When to quote at all

Unquoted is fine for simple values: type: person, batch: w2025
Quote when the value contains : " ' # [ ] { } | > & * ! ? , or starts with @
Single quotes are the default safe choice
Double quotes only when the value itself contains apostrophes

Anti-Patterns

Don't auto-fix MISSING_OPEN or EMPTY_FRONTMATTER without user input. These usually mean a human author started a page and didn't finish — silently inserting --- markers around an unfinished draft is wrong.

Don't use --fix to "make doctor green" without reading the audit first. SLUG_MISMATCH cases are surfaced for manual review specifically because gbrain derives the slug from path. A mismatch usually means the user renamed a file intentionally; auto-removing the slug field is the right outcome only when you've confirmed the rename was deliberate.

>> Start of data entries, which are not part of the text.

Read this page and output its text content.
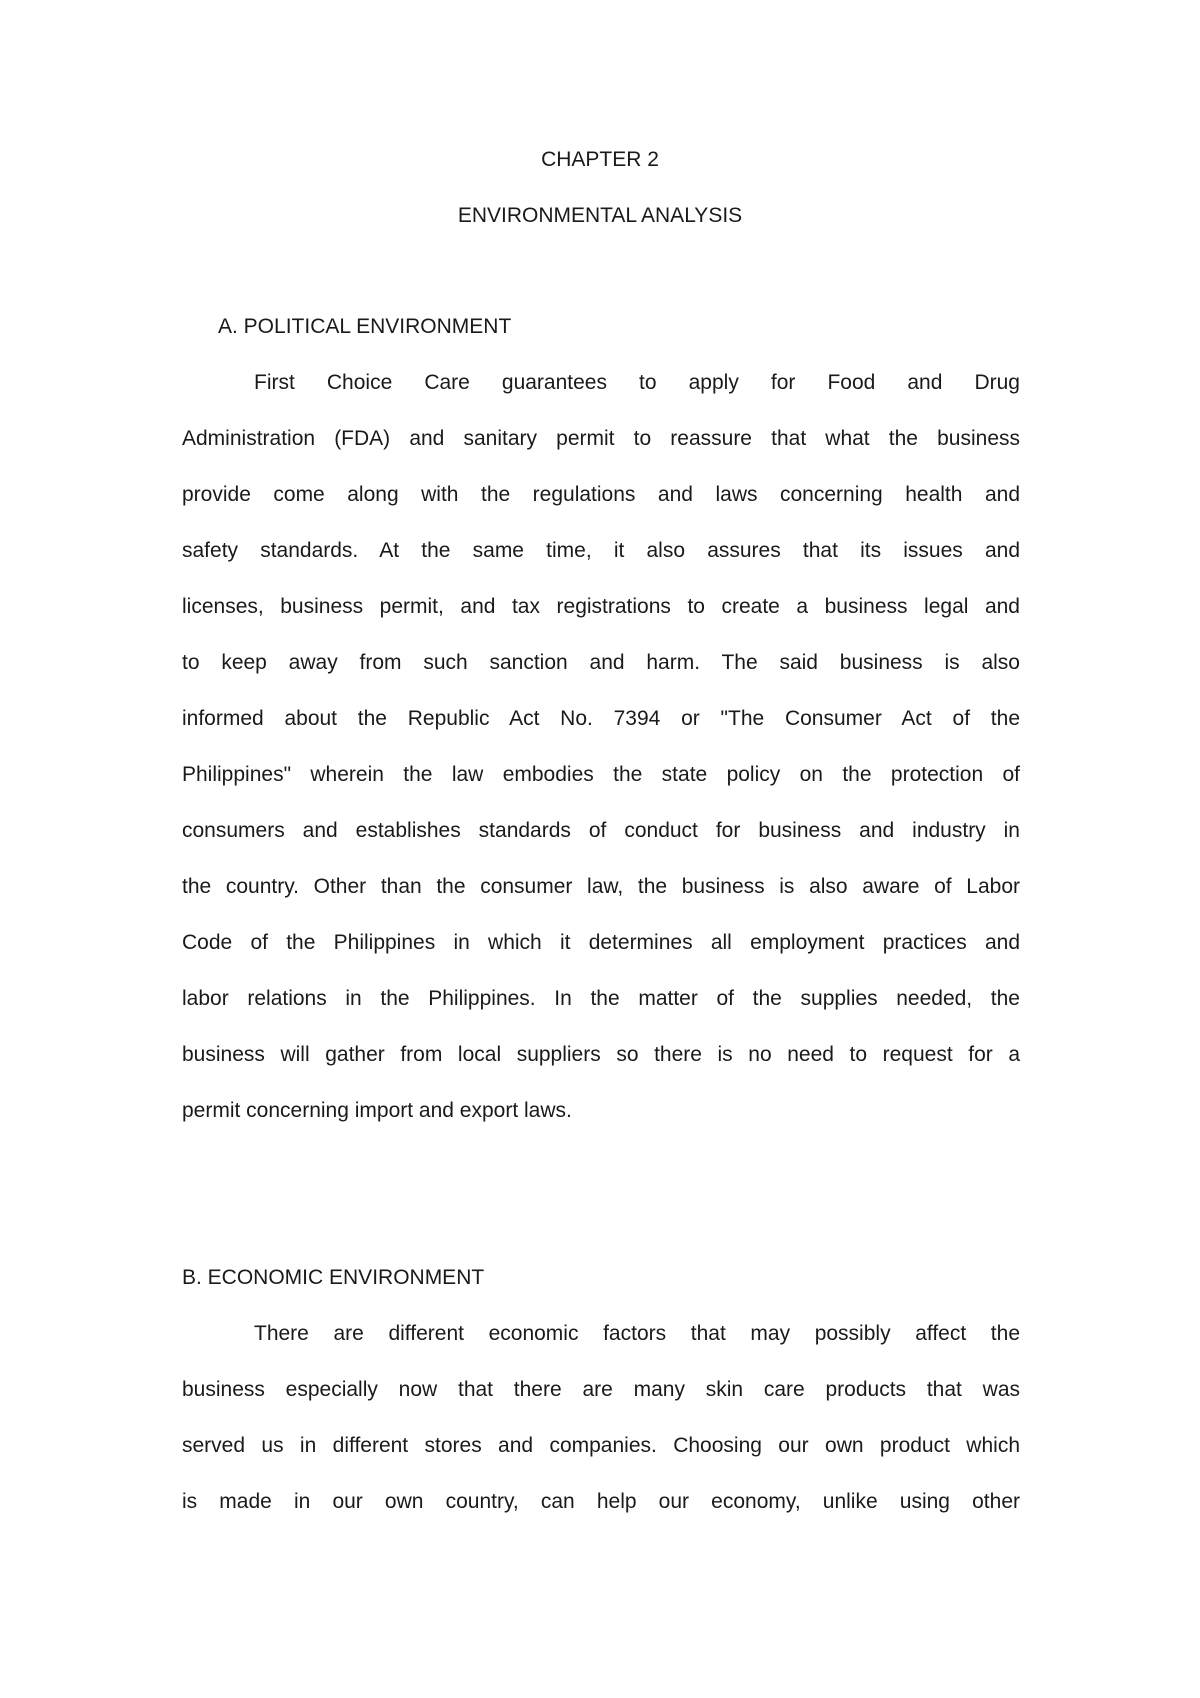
CHAPTER 2
ENVIRONMENTAL ANALYSIS
A. POLITICAL ENVIRONMENT
First Choice Care guarantees to apply for Food and Drug
Administration (FDA) and sanitary permit to reassure that what the business
provide come along with the regulations and laws concerning health and
safety standards. At the same time, it also assures that its issues and
licenses, business permit, and tax registrations to create a business legal and
to keep away from such sanction and harm. The said business is also
informed about the Republic Act No. 7394 or "The Consumer Act of the
Philippines" wherein the law embodies the state policy on the protection of
consumers and establishes standards of conduct for business and industry in
the country. Other than the consumer law, the business is also aware of Labor
Code of the Philippines in which it determines all employment practices and
labor relations in the Philippines. In the matter of the supplies needed, the
business will gather from local suppliers so there is no need to request for a
permit concerning import and export laws.
B. ECONOMIC ENVIRONMENT
There are different economic factors that may possibly affect the
business especially now that there are many skin care products that was
served us in different stores and companies. Choosing our own product which
is made in our own country, can help our economy, unlike using other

Don't skip the .bak backups. The .bak is the safety contract for non-git brain repos. If .bak files accumulate after a fix run, that's a feature, not a bug — the user can review the diffs and delete the backups when satisfied.

Don't run audit on a brain where sources aren't registered. The CLI returns "no registered sources to audit" gracefully, but the migration emits a skipped: no_sources phase result. Don't paper over this with a manual path-walk; the right fix is to register the source via gbrain sources add.

Don't install the pre-commit hook on non-git brain dirs. The install-hook command skips them automatically with a one-line note. If you see "skipped — not a git repo" and want validation at write time anyway, use the audit command on a cron schedule.